Fungi are talking to each other.
OK, maybe I'm exaggerating a little. But, like, a little, and maybe even not at all. Fungi are, possibly quite literally, talking to each other, using neuronal-like interfaces. In other words, they're acting like the neurons of your brain, but for entire communities and ecosystems, and with signals closely resembling human speech.
Let me explain.
For a while, it has been known that fungal mycelia - the underground, spiderweb-like bodies of fungi - produce spikes of electricity. In fact, many organisms other than vertebrates do this, if often chemically. But what these spikes were, or what they might mean in fungi, was not known - until now.
Andrew Adamatzky, a computer scientist, knew about these electrical spikes in fungi and wondered if there was anything special to them. So he stuck some electrodes, or probes that detect electricity, into substrate colonized by mycelia or directly into the fungi themselves. He studied 4 species: Omphalotus nidiformis (ghost fungus), Flammulina velutipes (Enoki fungus), Schizophyllum commune (split-gill fungus), and Cordyceps militaris (caterpillar fungus). He measured various qualities of the electrical spikes the fungi generated and compared them for differences and similarities between species. Assuming the electrical signals carried information, he then compared them with human language to see if there was any similarity. There was astonishing similarity.
Figure 1: From article: Photographs of pairs of differential electrodes inserted in (a) C. militaris, the block of a substrate colonized by the fungi was removed from the plastic container to make a photo after the experiments, (b) S. commune, the twig with the fungi was removed from the humid plastic container to make a photo after the experiment, (c) F. velutipes, the container was kept sealed and electrodes pierced through the lid.
He compared the signals to several languages, including English and Russian, whose average word lengths were comparable to the average word lengths of the fungi. S. commune had the longest average word length. The electrical spikes, or "words", often appeared in "trains" of spikes, which were similar to sentences. The "words" and "sentences" were measured as number of electrical spikes, interval between spikes (in minutes), and amplitude (wave height on a graph) of spikes. Some species also showed more diversity in their spikes than others.
Not only were these fungal "languages" similar to the European languages with which they were compared, they exceeded those languages in complexity. Then again, cellular signaling pathways are about as complex as incomprehensible (for those who haven't studied them, anyway). But the key difference here is the nature of the signals, which more closely resemble signals between neurons in the vertebrate brain than direct cause-effect relationships. And if we consider inter- and intra-species communication, we may be on to something.
Figure 2: Various ciliates. Ciliates of different species communicate via intra- and inter-cellular pathways, if mostly for self-propagation.
Figure 3: Ants engage in complex communication with each other and with other species who can understand them. Considering the complexity of ant societies, ant colonies may be organisms unto themselves.
Credit: Retro Lenses, Wikimedia Commons, CC-BY 4.0.
Figure 4: Bees engage in complex signal communication, using their movements of their abdomens to indicate to other members of the hive where food and resources are. The most well-known communication system is the waggle dance, shown here (waggle dance - doesn't that sound cute?).
Credit: Figure design: J. Tautz and M. Kleinhenz, Beegroup Würzburg - derivative work: Anaxibia. Wikimedia Commons, CC-BY-SA 2.5.
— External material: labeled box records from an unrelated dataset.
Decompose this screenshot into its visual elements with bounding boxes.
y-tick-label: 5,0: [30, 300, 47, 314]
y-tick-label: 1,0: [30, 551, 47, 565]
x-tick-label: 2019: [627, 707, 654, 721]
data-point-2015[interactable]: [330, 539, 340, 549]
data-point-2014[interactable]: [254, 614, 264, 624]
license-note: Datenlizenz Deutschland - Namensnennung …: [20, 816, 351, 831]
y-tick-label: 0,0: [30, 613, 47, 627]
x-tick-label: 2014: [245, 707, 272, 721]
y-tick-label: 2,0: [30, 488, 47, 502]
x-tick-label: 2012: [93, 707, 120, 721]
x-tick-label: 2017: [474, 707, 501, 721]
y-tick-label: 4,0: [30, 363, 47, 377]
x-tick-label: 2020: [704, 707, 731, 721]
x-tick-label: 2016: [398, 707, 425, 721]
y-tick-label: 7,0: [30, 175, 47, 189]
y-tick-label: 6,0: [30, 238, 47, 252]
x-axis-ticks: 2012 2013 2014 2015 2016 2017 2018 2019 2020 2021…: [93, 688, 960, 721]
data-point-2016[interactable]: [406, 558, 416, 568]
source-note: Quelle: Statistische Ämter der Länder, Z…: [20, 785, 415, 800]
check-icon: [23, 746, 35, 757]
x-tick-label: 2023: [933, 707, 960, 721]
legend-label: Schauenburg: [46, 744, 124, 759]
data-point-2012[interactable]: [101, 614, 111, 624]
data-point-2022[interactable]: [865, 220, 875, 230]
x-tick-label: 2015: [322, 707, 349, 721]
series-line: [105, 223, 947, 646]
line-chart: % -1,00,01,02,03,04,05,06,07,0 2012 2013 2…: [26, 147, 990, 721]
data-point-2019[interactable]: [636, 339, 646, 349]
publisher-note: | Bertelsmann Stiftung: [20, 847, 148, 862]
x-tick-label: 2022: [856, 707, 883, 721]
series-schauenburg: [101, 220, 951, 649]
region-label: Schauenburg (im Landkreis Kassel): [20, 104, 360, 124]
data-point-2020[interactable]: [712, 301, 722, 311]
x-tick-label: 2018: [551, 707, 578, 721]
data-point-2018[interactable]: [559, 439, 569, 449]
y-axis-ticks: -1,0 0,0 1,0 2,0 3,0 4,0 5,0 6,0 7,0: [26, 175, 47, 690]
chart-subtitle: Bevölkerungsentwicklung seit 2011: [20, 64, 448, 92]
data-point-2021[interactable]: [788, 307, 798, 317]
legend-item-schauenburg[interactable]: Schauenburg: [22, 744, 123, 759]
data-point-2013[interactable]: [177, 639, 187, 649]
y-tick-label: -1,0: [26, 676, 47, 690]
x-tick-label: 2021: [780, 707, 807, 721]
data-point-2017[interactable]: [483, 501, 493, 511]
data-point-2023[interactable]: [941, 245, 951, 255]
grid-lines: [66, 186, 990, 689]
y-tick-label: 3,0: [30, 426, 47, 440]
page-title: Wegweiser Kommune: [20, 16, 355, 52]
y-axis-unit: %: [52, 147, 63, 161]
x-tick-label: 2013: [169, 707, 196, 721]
Figure 5: Plants communicate in myriad ways, including sign-mediated communication, chemical signals, and mycorhizzal networks. Adamatzky cites the recent movement toward using the conceptualization of plant communication as language as a way to de-objectify plants as living, valuable beings and not just useful objects (a paradigm we should definitely adopt!)
Credit: Public domain.
Take the fungi in Adamatzky's article, for example. Mycorhizzal fungi are already known to form symbiotic relationships with trees and other plants through which nutrients, resources, and possibly information are exchanged. Although Adamatzky's fungi are not mycorhizzal, the fact that they produce complex signals possibly carrying information may indicate that other types of fungi do as well. Since mycorhizzal networks cover entire landscapes and ecosystems, this could have big implications. And if similar information is being transferred between vastly different organisms across great distances - we might have a brain in our hands.
Granted, it's a stretch. We can't jump to conclusions, and a healthy dose of skepticism is good for research. After all, Adamatzky's fungal electricity may carry no information at all. But at the same time, we must be open-minded. Dismissing evidence and possibilities just because they "sound ridiculous/impossible" is also a bad move for progress.
After all, we already know that Terra is a living organism. Could she be conscious as well?